Pour en venir précisément sur le cas du Chili, “c’est un pays qui vit depuis 2011 des convulsions sociales assez fortes, avec un mouvement étudiant énorme -qui a été inédit dans ce pays il y a huit ans- pour exiger la gratuité de l’enseignement supérieur, analyse Christophe Ventura. Il y a quelques mois en arrière, le pays a connu un gros mécontentement lié à la question de la réforme des retraites. Il y a eu une accumulation et l’orage a fini par arriver”.
Le directeur de recherche de l’Iris rappelle que “les pays sud-américains ont une forte tradition revendicative (l’Argentine en 2001, l’Équateur à fin des années 90)”. Mais ce qui est nouveau ici pour lui, “c’est à la fois les raisons de la colère et le mode d’organisation de ces mouvements sociaux qui sont caractérisés par le fait qu’ils ne sont pas conduits par des organisations traditionnelles, ni même des partis politiques d’opposition locaux”. Cela reste “beaucoup plus large. C’est un mélange un peu composite de mouvements qui ne s’incarnent pas dans des porte-paroles ou des leaders naturels”.
Des “appels à la citoyenneté”
De son côté, Myriam Benraad met en avant “la perspective générationnelle” dans les révoltes en cours dans le monde arabe. “C’est la jeunesse qui aujourd’hui s’exprime. Ce ne sont pas des mouvements circonscrits à une force politique ou à une question en particulier, développe-t-elle. C’est vraiment l’expression d’une colère, d’un mal-être global très ancré dans la jeunesse”.

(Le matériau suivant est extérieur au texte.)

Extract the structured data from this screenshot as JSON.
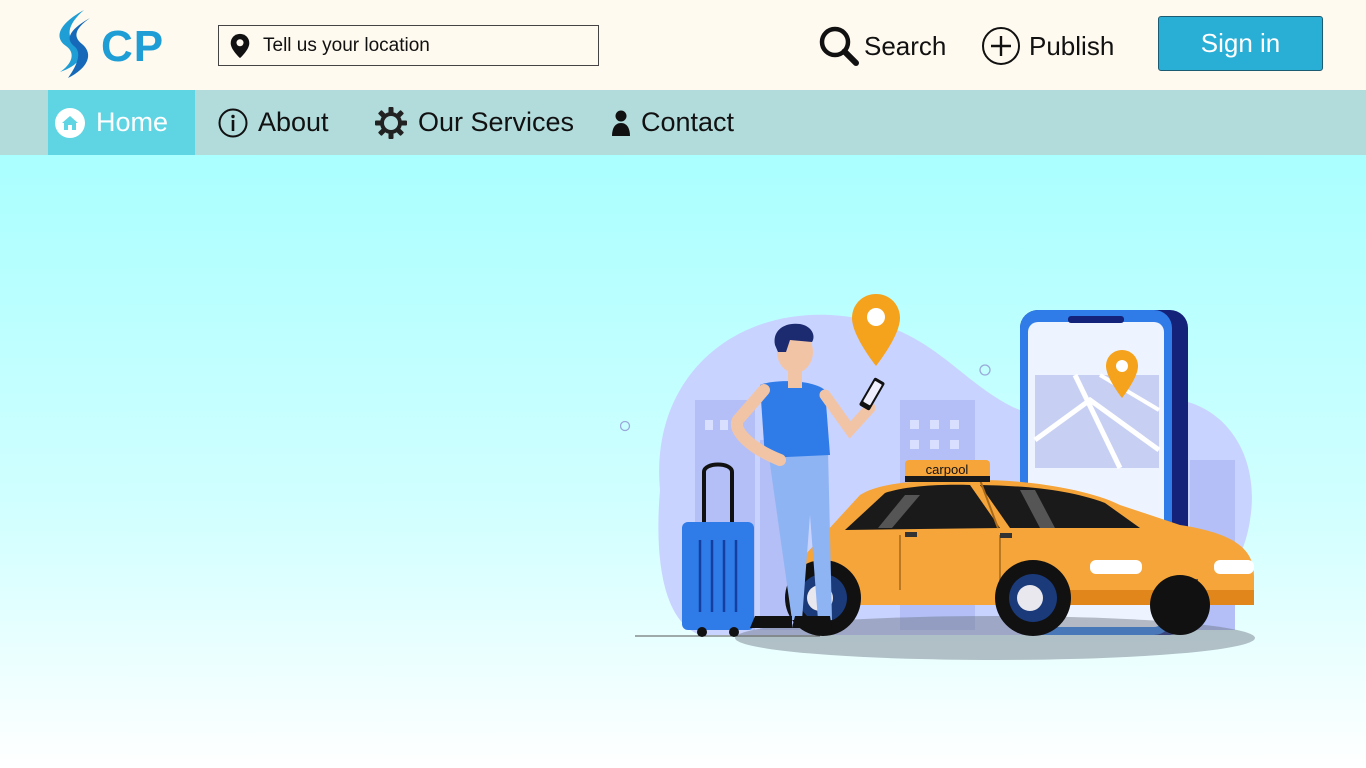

“Il y a la question de l’emploi; ce n’est pas une jeunesse qui bénéficie de beaucoup d’opportunités et d’espoir pour la suite, continue-t-elle. C’est une jeunesse en mal de reconnaissance sociale, parce qu’elle est précaire, certains n’ont pas de boulot et l’état pourvoyeur d’emplois publics est complètement submergé...”
“Dans ces mouvements, il y a un aspect ‘appel à la citoyenneté’ qui est très largement comparable aux gilets jaunes en France, selon la politologue. Il existe ce désir d’exercer sa citoyenneté à travers le phénomène contestataire, en allant manifester”.
Dans le monde arabe, on a aujourd’hui “un effet domino, comme en 2011 depuis la Tunisie. La transnationalisation des phénomènes contestataires y est plus logique dans la mesure où culturellement, les peuples entretiennent des liens très étroits”. “Mais il ne faut pas le circonscrire à l’aire culturelle arabe en y voyant simplement l’expression d’un mal-être, d’une crise sociale qui serait propre au monde arabe, insiste Myriam Benraad, puisqu’aujourd’hui, ces crises s’expriment partout dans le monde”.
Dans le cas du Liban, la contestation actuelle du peuple est “inédite”, souligne la politologue spécialiste du monde arabe: “là, c’est tout le système qui est visé, qui est considéré comme ayant échoué à améliorer le sort de l’ensemble de la population libanaise et ce n’est pas circonscrit à une communauté confessionnelle. C’est la première fois dans le pays qu’on a cette expression qui transcende les fractures communautaires”.
“Ce sera difficile pour un parti en particulier d’arriver en disant qu’ils peuvent représenter ou canaliser ces demandes puisqu’aucun parti au Liban n’est aujourd’hui porteur de réformes ou d’un projet réformiste qui soient convaincants aux yeux des Libanais”, argumente-t-elle encore.